Your are right it was ‘Minority Report’.

You know what would have made the author safer from a nutjob with a weapon? Being able to carry one himself for self-defense. Parkinson uses the California Attorney General’s opinion on good cause to determine if you qualify to exercise your rights or whether you should remain stripped of them.

The California Attorney General states in regards to good cause: “Convincing evidence of a clear and present danger to life, or of great bodily harm to the applicant, his/her spouse, or dependent child, which cannot be adequately dealt with by existing law enforcement resources, and which danger cannot be reasonably avoided by alternative measures, and which danger would be significantly mitigated by the applicant’s carrying of a concealed firearm.”

So if the police can’t get there in time to help you when you call them, what are you supposed to do?

If the police won’t help you when you call them, what are you supposed to do?

Did the author not use his crystal ball months in advance to know that he would be faced with a clear and present danger in the form of a mentally unstable individual who would threaten physical violence?

The answer is simple.
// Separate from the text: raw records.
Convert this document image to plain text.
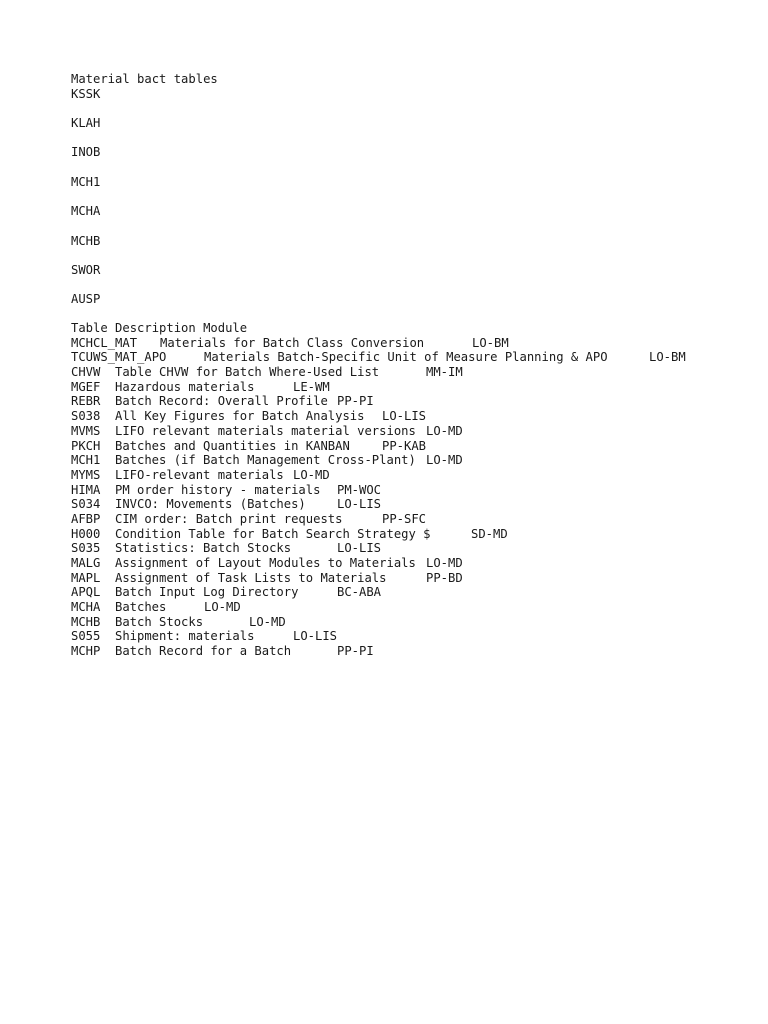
Material bact tables
KSSK
KLAH
INOB
MCH1
MCHA
MCHB
SWOR
AUSP
Table Description Module
MCHCL_MAT Materials for Batch Class Conversion	LO-BM
TCUWS_MAT_APO	Materials Batch-Specific Unit of Measure Planning & APO	LO-BM
CHVW Table CHVW for Batch Where-Used List	MM-IM
MGEF Hazardous materials	LE-WM
REBR Batch Record: Overall Profile PP-PI
S038 All Key Figures for Batch Analysis LO-LIS
MVMS LIFO relevant materials material versions LO-MD
PKCH Batches and Quantities in KANBAN	PP-KAB
MCH1 Batches (if Batch Management Cross-Plant) LO-MD
MYMS LIFO-relevant materials LO-MD
HIMA PM order history - materials PM-WOC
S034 INVCO: Movements (Batches)	LO-LIS
AFBP CIM order: Batch print requests	PP-SFC
H000 Condition Table for Batch Search Strategy $	SD-MD
S035 Statistics: Batch Stocks	LO-LIS
MALG Assignment of Layout Modules to Materials LO-MD
MAPL Assignment of Task Lists to Materials	PP-BD
APQL Batch Input Log Directory	BC-ABA
MCHA Batches	LO-MD
MCHB Batch Stocks	LO-MD
S055 Shipment: materials	LO-LIS
MCHP Batch Record for a Batch	PP-PI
Knowing the future, he should have filled out the CCW application, including 3 character reference letters and two items of canceled postage, paid the $200 processing fee, interviewed and shared his foreknowledge with the undersheriff, taken the class and passed his exam, and wait the two months to be issued a printed license to then be able to carry a means to defend himself. Duh!

Wait; there’s no such thing as a crystal ball? Well then, RIGHTS DENIED!

Wow more guns, what could possibly go wrong.

I dunno; people being able to defend themselves and actually deterring crime from happening in the first place?

How did he get back to Cayucos so fast? They didn’t hold him or check him out! IF they did as the Deputy said they would, he would have been in SLO and would have forgotten all about Cayucos.

BTW south they wont hold him for 72 unless he says he will harm himself. OR the Deputy would have reported his threats, but obviously the cop didn’t and It doesn’t seem he ever made it to mental health.

I have an idea… how about trying to ignore the guy? Have you ever lived in a big city? This is the daily grind in a lot of places. Ignore them and they usually just go away.

Ignoring the problem is what they did in Aurora, CO. Did ya happen to see how that turned out? The shooter was insane and ignored. Then he shot up a whole theatre full of people in ‘a big city’.

Not a good idea, mkaney.

I prefer the route of letting people carry and then ignoring people like this. I bet that if more people carried, even nutjobs would be less prone to do things like this, and if they actually had a gun, well then the problem could be taken care of really quickly.

Quite honestly.. these mass shootings claim very few lives in comparison to a huge list of other things. I prefer to see that we do not pass laws or have policies which are oppressive to good people and accept the risks that come along with freedom. Because freedom ISN’T free, only the cost is not constant war, it is less security.

The mentally unstable person also knew that no one in the theater would be armed, as it was a gun-free zone.